Empat tahun kita melewati semuanya. Dengan banyak sekali badai tapi kamu tetap menjadi terumbuk karang yang kokoh untukku yang serapuh bunga dandelion. Kamu membisikkan kalimat cinta yang seolah adalah kalimat sihir yang mampu membuatku berdiri kuat hingga sekarang. Empat tahun yang benar-benar membuatku jatuh cinta hingga tidak bisa berpaling dengan siapapun selain dirimu.

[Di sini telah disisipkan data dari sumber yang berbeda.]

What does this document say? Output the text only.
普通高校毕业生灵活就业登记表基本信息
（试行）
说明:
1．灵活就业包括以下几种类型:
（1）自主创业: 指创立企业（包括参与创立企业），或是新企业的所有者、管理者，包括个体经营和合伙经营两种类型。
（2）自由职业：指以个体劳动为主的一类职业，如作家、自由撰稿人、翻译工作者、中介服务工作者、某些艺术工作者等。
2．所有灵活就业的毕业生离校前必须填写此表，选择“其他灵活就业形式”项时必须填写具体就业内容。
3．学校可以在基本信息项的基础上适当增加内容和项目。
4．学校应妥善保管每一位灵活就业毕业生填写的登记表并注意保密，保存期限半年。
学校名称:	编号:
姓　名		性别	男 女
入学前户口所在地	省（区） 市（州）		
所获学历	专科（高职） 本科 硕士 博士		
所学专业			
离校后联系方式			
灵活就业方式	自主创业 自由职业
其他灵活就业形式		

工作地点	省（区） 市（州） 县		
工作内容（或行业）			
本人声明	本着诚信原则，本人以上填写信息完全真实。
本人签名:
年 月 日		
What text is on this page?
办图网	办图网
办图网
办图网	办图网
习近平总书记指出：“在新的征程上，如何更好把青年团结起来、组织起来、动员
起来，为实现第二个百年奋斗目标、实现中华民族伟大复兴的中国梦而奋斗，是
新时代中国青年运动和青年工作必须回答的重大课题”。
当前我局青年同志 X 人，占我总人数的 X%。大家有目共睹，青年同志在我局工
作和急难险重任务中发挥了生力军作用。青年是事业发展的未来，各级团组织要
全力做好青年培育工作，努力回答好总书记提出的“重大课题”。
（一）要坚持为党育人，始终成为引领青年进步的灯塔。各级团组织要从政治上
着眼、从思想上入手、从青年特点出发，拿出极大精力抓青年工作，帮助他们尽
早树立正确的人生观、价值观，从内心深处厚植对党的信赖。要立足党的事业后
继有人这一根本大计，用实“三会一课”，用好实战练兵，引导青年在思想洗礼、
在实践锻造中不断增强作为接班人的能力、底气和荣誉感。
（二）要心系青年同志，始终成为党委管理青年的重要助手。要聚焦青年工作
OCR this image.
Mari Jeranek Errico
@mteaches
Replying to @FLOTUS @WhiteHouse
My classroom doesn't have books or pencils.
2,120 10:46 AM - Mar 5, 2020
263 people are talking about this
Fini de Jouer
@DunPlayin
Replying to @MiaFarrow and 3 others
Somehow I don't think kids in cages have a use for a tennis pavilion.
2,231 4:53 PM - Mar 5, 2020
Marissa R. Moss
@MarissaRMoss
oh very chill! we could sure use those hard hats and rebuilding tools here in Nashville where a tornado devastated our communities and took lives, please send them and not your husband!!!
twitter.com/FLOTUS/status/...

Kak Jenar, jika ingin serakah, aku menginginkan kalau kita bisa menua bersama. Rambut beruban, menyeduh teh di depan teras rumah, bergantian dengan kursi goyang, menyulamkanmu baju hingga matahari beringsut tergantikan senja. Tapi ternyata Tuhan tidak mengizinkan aku untuk menjadi umat-Nya yang serakah. Semesta kembali merebutmu dalam pelukan hangatku, menyisakan dinginnya hari-hariku yang kesepian tanpamu. Merindukanmu hingga membuatku benar-benar sesak. Apalah daya, aku hanya seorang hamba yang tidak akan melawan takdir sang Pencipta.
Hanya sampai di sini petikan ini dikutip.